Late last year, Western Digital’s HGST (Hitachi) subsidiary announced that it had squeezed seven platters into a single 3.5-inch hard drive,
for a total capacity of 6TB. This was only possible, apparently,
because it had finally worked out how to commercialize hermetically
sealed, helium-filled drives. Helium is thinner than air, meaning the
platters meet less resistance, meaning they generate less heat and
consume less power. Helium-filled hard drives, in my opinion, are one of
the most important innovations in storage technology ever. For now,
though, helium tech remains the exclusive reserve of the
enterprise-class (high-price) Ultrastar He6 — the tech will trickle down
eventually, but not yet.
Now, Seagate appears to have
crammed 6TB into a single hard drive without resorting to extreme
platter counts. Seagate hasn’t announced the exact number of platters,
but we believe it has six (1TB per platter, which is in-line with its
current, lower-capacity drives). What isn’t clear is how
Seagate has suddenly managed to get six platters into a 3.5-inch
enclosure. Presumably something else changed, but Seagate is keeping mum
on the matter. Importantly, it appears that Seagate’s 6TB drive still
uses conventional perpendicular magnetic recording (PMR), rather than
its new shingled magnetic recording (SMR)
that it said would be coming to market in 2014. This is a good thing,
as SMR is reportedly slower than PMR for write operations. (Read: Who makes the most reliable hard drives?)

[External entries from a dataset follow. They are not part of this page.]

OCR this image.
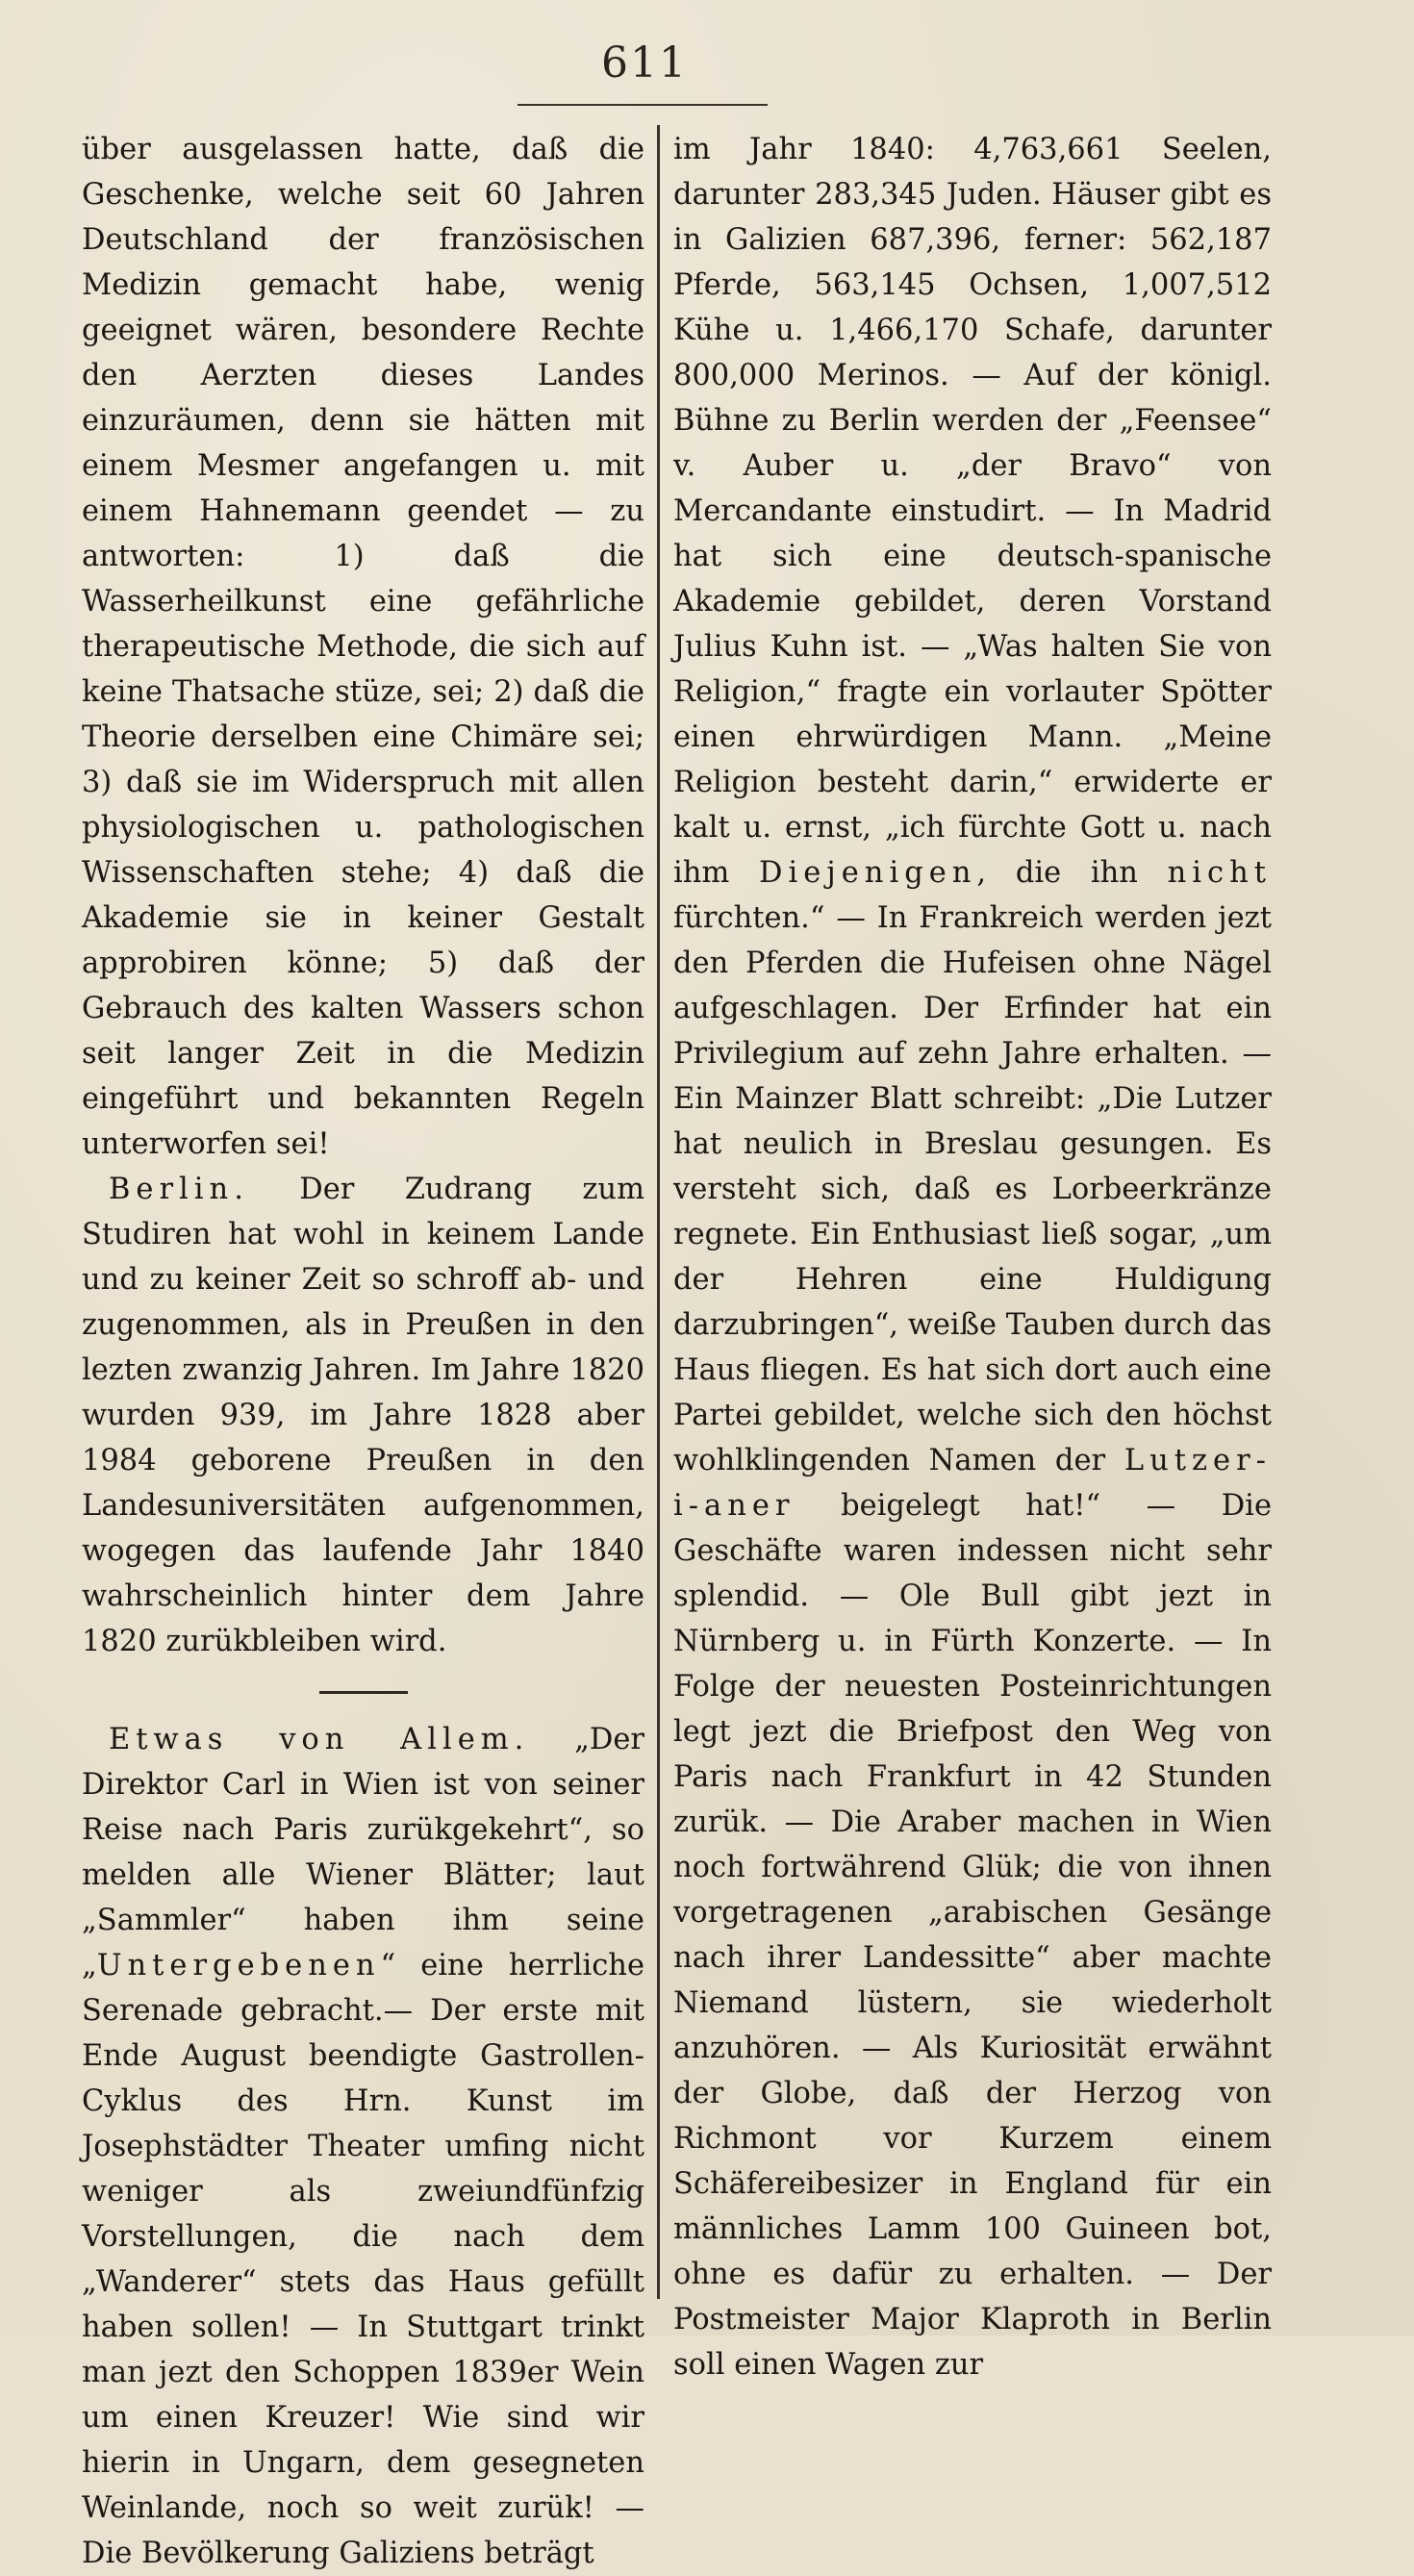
611

über ausgelassen hatte, daß die Geschenke, welche seit 60 Jahren Deutschland der französischen Medizin gemacht habe, wenig geeignet wären, besondere Rechte den Aerzten dieses Landes einzuräumen, denn sie hätten mit einem Mesmer angefangen u. mit einem Hahnemann geendet — zu antworten: 1) daß die Wasserheilkunst eine gefährliche therapeutische Methode, die sich auf keine Thatsache stüze, sei; 2) daß die Theorie derselben eine Chimäre sei; 3) daß sie im Widerspruch mit allen physiologischen u. pathologischen Wissenschaften stehe; 4) daß die Akademie sie in keiner Gestalt approbiren könne; 5) daß der Gebrauch des kalten Wassers schon seit langer Zeit in die Medizin eingeführt und bekannten Regeln unterworfen sei!

Berlin. Der Zudrang zum Studiren hat wohl in keinem Lande und zu keiner Zeit so schroff ab- und zugenommen, als in Preußen in den lezten zwanzig Jahren. Im Jahre 1820 wurden 939, im Jahre 1828 aber 1984 geborene Preußen in den Landesuniversitäten aufgenommen, wogegen das laufende Jahr 1840 wahrscheinlich hinter dem Jahre 1820 zurükbleiben wird.

Etwas von Allem. „Der Direktor Carl in Wien ist von seiner Reise nach Paris zurükgekehrt“, so melden alle Wiener Blätter; laut „Sammler“ haben ihm seine „Untergebenen“ eine herrliche Serenade gebracht.— Der erste mit Ende August beendigte Gastrollen-Cyklus des Hrn. Kunst im Josephstädter Theater umfing nicht weniger als zweiundfünfzig Vorstellungen, die nach dem „Wanderer“ stets das Haus gefüllt haben sollen! — In Stuttgart trinkt man jezt den Schoppen 1839er Wein um einen Kreuzer! Wie sind wir hierin in Ungarn, dem gesegneten Weinlande, noch so weit zurük! — Die Bevölkerung Galiziens beträgt

im Jahr 1840: 4,763,661 Seelen, darunter 283,345 Juden. Häuser gibt es in Galizien 687,396, ferner: 562,187 Pferde, 563,145 Ochsen, 1,007,512 Kühe u. 1,466,170 Schafe, darunter 800,000 Merinos. — Auf der königl. Bühne zu Berlin werden der „Feensee“ v. Auber u. „der Bravo“ von Mercandante einstudirt. — In Madrid hat sich eine deutsch-spanische Akademie gebildet, deren Vorstand Julius Kuhn ist. — „Was halten Sie von Religion,“ fragte ein vorlauter Spötter einen ehrwürdigen Mann. „Meine Religion besteht darin,“ erwiderte er kalt u. ernst, „ich fürchte Gott u. nach ihm Diejenigen, die ihn nicht fürchten.“ — In Frankreich werden jezt den Pferden die Hufeisen ohne Nägel aufgeschlagen. Der Erfinder hat ein Privilegium auf zehn Jahre erhalten. — Ein Mainzer Blatt schreibt: „Die Lutzer hat neulich in Breslau gesungen. Es versteht sich, daß es Lorbeerkränze regnete. Ein Enthusiast ließ sogar, „um der Hehren eine Huldigung darzubringen“, weiße Tauben durch das Haus fliegen. Es hat sich dort auch eine Partei gebildet, welche sich den höchst wohlklingenden Namen der Lutzer-i-aner beigelegt hat!“ — Die Geschäfte waren indessen nicht sehr splendid. — Ole Bull gibt jezt in Nürnberg u. in Fürth Konzerte. — In Folge der neuesten Posteinrichtungen legt jezt die Briefpost den Weg von Paris nach Frankfurt in 42 Stunden zurük. — Die Araber machen in Wien noch fortwährend Glük; die von ihnen vorgetragenen „arabischen Gesänge nach ihrer Landessitte“ aber machte Niemand lüstern, sie wiederholt anzuhören. — Als Kuriosität erwähnt der Globe, daß der Herzog von Richmont vor Kurzem einem Schäfereibesizer in England für ein männliches Lamm 100 Guineen bot, ohne es dafür zu erhalten. — Der Postmeister Major Klaproth in Berlin soll einen Wagen zur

As far as pricing and availability goes, we have no hard data from Seagate, other than it’s “currently shipping.” Some component websites already list the ST6000NM0004 at around $600, but they’re out of stock. The WD Ultrastar He6, despite being released a while ago, is actually very hard to find online (at the time of publishing, I couldn’t find it anywhere). As we alluded to at the start of the story, though, the pricing and availability of these monster drives isn’t really significant — much more important is the fact that Seagate and WD are continuing to increase the storage density of hard drives, which in turn will drive down the cost of consumer-grade 3- and 4TB drives. We have been waiting a long, long time for 2.5-inch 3TB drives, too — hopefully Seagate’s non-helium breakthrough means we’re almost there.